Si le privilège de la jeunesse est de rester indéfinie, elle ne sait pas ce qui va se passer, celui de l'été indien est de tricher avec la conclusion. Il est l'âge de l'équivoque entre la grâce et l'effondrement. Après 50 ans, le temps de l'insouciance est passé, chacun est devenu plus ou moins ce qu'il était censé devenir et se sent libre désormais de persévérer dans son être ou de s'inventer différent. Cet intervalle disponible invite aussi à la « re-création » de soi 1. Nouvelle adolescence, beaucoup l'ont souligné, à l'âge du déclin : il ne s'agit plus tant de choisir sa vie que de la perpétuer, de l'infléchir ou de l'enrichir. Comment faire bon usage de ce reliquat ? « This is the first day of the rest of your life », disent les Anglo-Saxons. Le reste commence dès le premier jour, mais il ressemble alors à de l'opulence et se contracte ensuite. Le temps est comme l'amour chez Platon, fils de pauvreté et d'abondance, il est le mûrissement indispensable, l'attende féconde qui éclot mais aussi l'usure, l'épuisement. Prendre de l'âge, c'est entrer dans l'ordre du calcul : tout nous est compté, chaque jour qui passe semble une réprimande et raréfie les options, nous obligeant au discernement.

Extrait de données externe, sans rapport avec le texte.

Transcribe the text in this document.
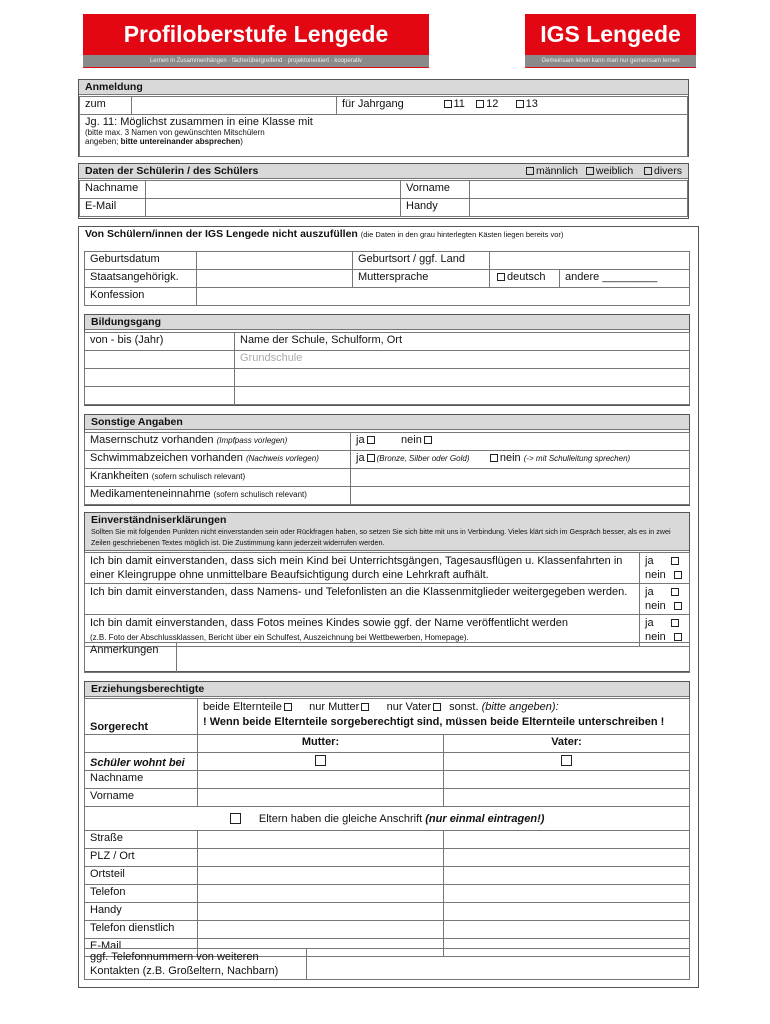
Profiloberstufe Lengede
Lernen in Zusammenhängen · fächerübergreifend · projektorientiert · kooperativ
IGS Lengede
Gemeinsam leben kann man nur gemeinsam lernen
Anmeldung
zum		für Jahrgang	11 12 13

Jg. 11: Möglichst zusammen in eine Klasse mit
(bitte max. 3 Namen von gewünschten Mitschülern
angeben; bitte untereinander absprechen)
Daten der Schülerin / des Schülers	männlich weiblich divers
Nachname		Vorname	
E-Mail		Handy	
Von Schülern/innen der IGS Lengede nicht auszufüllen (die Daten in den grau hinterlegten Kästen liegen bereits vor)
Geburtsdatum		Geburtsort / ggf. Land		
Staatsangehörigk.		Muttersprache	deutsch	andere _________
Konfession				
Bildungsgang
von - bis (Jahr)	Name der Schule, Schulform, Ort
	Grundschule

Sonstige Angaben
Masernschutz vorhanden (Impfpass vorlegen)	ja nein
Schwimmabzeichen vorhanden (Nachweis vorlegen)	ja (Bronze, Silber oder Gold) nein (-> mit Schulleitung sprechen)
Krankheiten (sofern schulisch relevant)	
Medikamenteneinnahme (sofern schulisch relevant)	
Einverständniserklärungen
Sollten Sie mit folgenden Punkten nicht einverstanden sein oder Rückfragen haben, so setzen Sie sich bitte mit uns in Verbindung. Vieles klärt sich im Gespräch besser, als es in zwei Zeilen geschriebenen Textes möglich ist. Die Zustimmung kann jederzeit widerrufen werden.
Ich bin damit einverstanden, dass sich mein Kind bei Unterrichtsgängen, Tagesausflügen u. Klassenfahrten in einer Kleingruppe ohne unmittelbare Beaufsichtigung durch eine Lehrkraft aufhält.	ja
nein
Ich bin damit einverstanden, dass Namens- und Telefonlisten an die Klassenmitglieder weitergegeben werden.	ja
nein
Ich bin damit einverstanden, dass Fotos meines Kindes sowie ggf. der Name veröffentlicht werden
(z.B. Foto der Abschlussklassen, Bericht über ein Schulfest, Auszeichnung bei Wettbewerben, Homepage).	ja
nein
Anmerkungen	
Erziehungsberechtigte
Sorgerecht	beide Elternteile nur Mutter nur Vater sonst. (bitte angeben):
! Wenn beide Elternteile sorgeberechtigt sind, müssen beide Elternteile unterschreiben !	
	Mutter:	Vater:
Schüler wohnt bei		
Nachname		
Vorname		
Eltern haben die gleiche Anschrift (nur einmal eintragen!)		
Straße		
PLZ / Ort		
Ortsteil		
Telefon		
Handy		
Telefon dienstlich		
E-Mail		
ggf. Telefonnummern von weiteren
Kontakten (z.B. Großeltern, Nachbarn)	
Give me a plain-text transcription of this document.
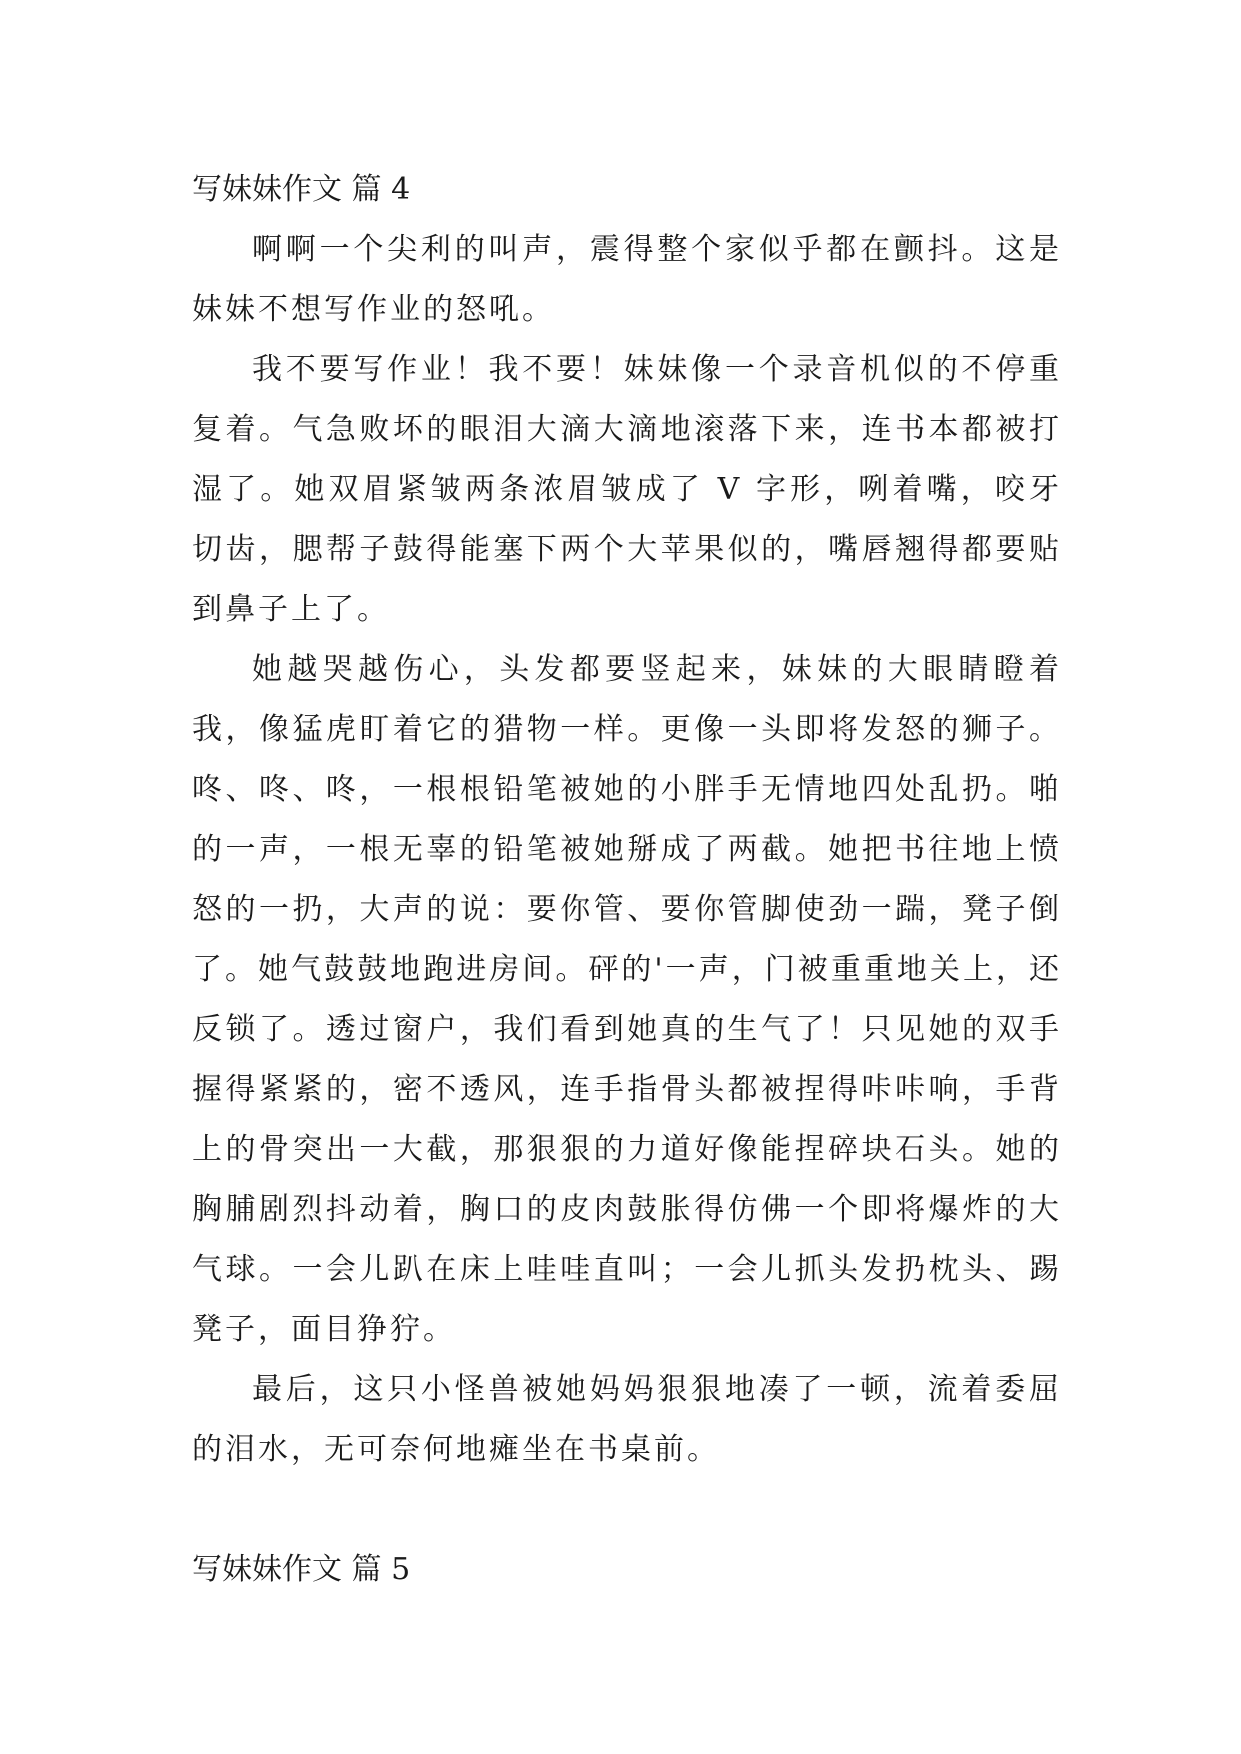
写妹妹作文 篇 4

啊啊一个尖利的叫声，震得整个家似乎都在颤抖。这是妹妹不想写作业的怒吼。

我不要写作业！我不要！妹妹像一个录音机似的不停重复着。气急败坏的眼泪大滴大滴地滚落下来，连书本都被打湿了。她双眉紧皱两条浓眉皱成了 V 字形，咧着嘴，咬牙切齿，腮帮子鼓得能塞下两个大苹果似的，嘴唇翘得都要贴到鼻子上了。

她越哭越伤心，头发都要竖起来，妹妹的大眼睛瞪着我，像猛虎盯着它的猎物一样。更像一头即将发怒的狮子。咚、咚、咚，一根根铅笔被她的小胖手无情地四处乱扔。啪的一声，一根无辜的铅笔被她掰成了两截。她把书往地上愤怒的一扔，大声的说：要你管、要你管脚使劲一踹，凳子倒了。她气鼓鼓地跑进房间。砰的'一声，门被重重地关上，还反锁了。透过窗户，我们看到她真的生气了！只见她的双手握得紧紧的，密不透风，连手指骨头都被捏得咔咔响，手背上的骨突出一大截，那狠狠的力道好像能捏碎块石头。她的胸脯剧烈抖动着，胸口的皮肉鼓胀得仿佛一个即将爆炸的大气球。一会儿趴在床上哇哇直叫；一会儿抓头发扔枕头、踢凳子，面目狰狞。

最后，这只小怪兽被她妈妈狠狠地凑了一顿，流着委屈的泪水，无可奈何地瘫坐在书桌前。

写妹妹作文 篇 5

Mais l'adolescence paradoxale du quinquagénaire ne débouchera sur aucune raison supérieure. Claude Roy parle magnifiquement de « cette façon qu'a la vie de ne pas finir ses phrases ». Il est humain de ne pas l'achever, de la laisser comme une fenêtre entrouverte. Ce sont les autres qui la fermeront et mettront le point final, non sans disputer sur notre sort. La vie est une perpétuelle introduction à elle-même et ce, jusqu'au bout. Nous ne sommes domiciliés dans le temps qu'en étant en permanence expulsés de nous-mêmes, mis à la porte du présent où nous pensions séjourner en hôtes diligents. Nous ne sommes pas propriétaires de nous-mêmes, nous restons les sans-logis de la durée.



1. Sur cette redéfinition des âges de la vie, voir le livre fondateur de Michel Philibert, L'échelle des âges (Seuil, 1968), ainsi que Marcel Gauchet, La redéfinition des âges de la vie (Le Débat, no 132, 2004) et la synthèse d'Éric Deschavanne et Pierre-Henri Tavoillot, Philosophie des âges de la vie (Grasset, 2007).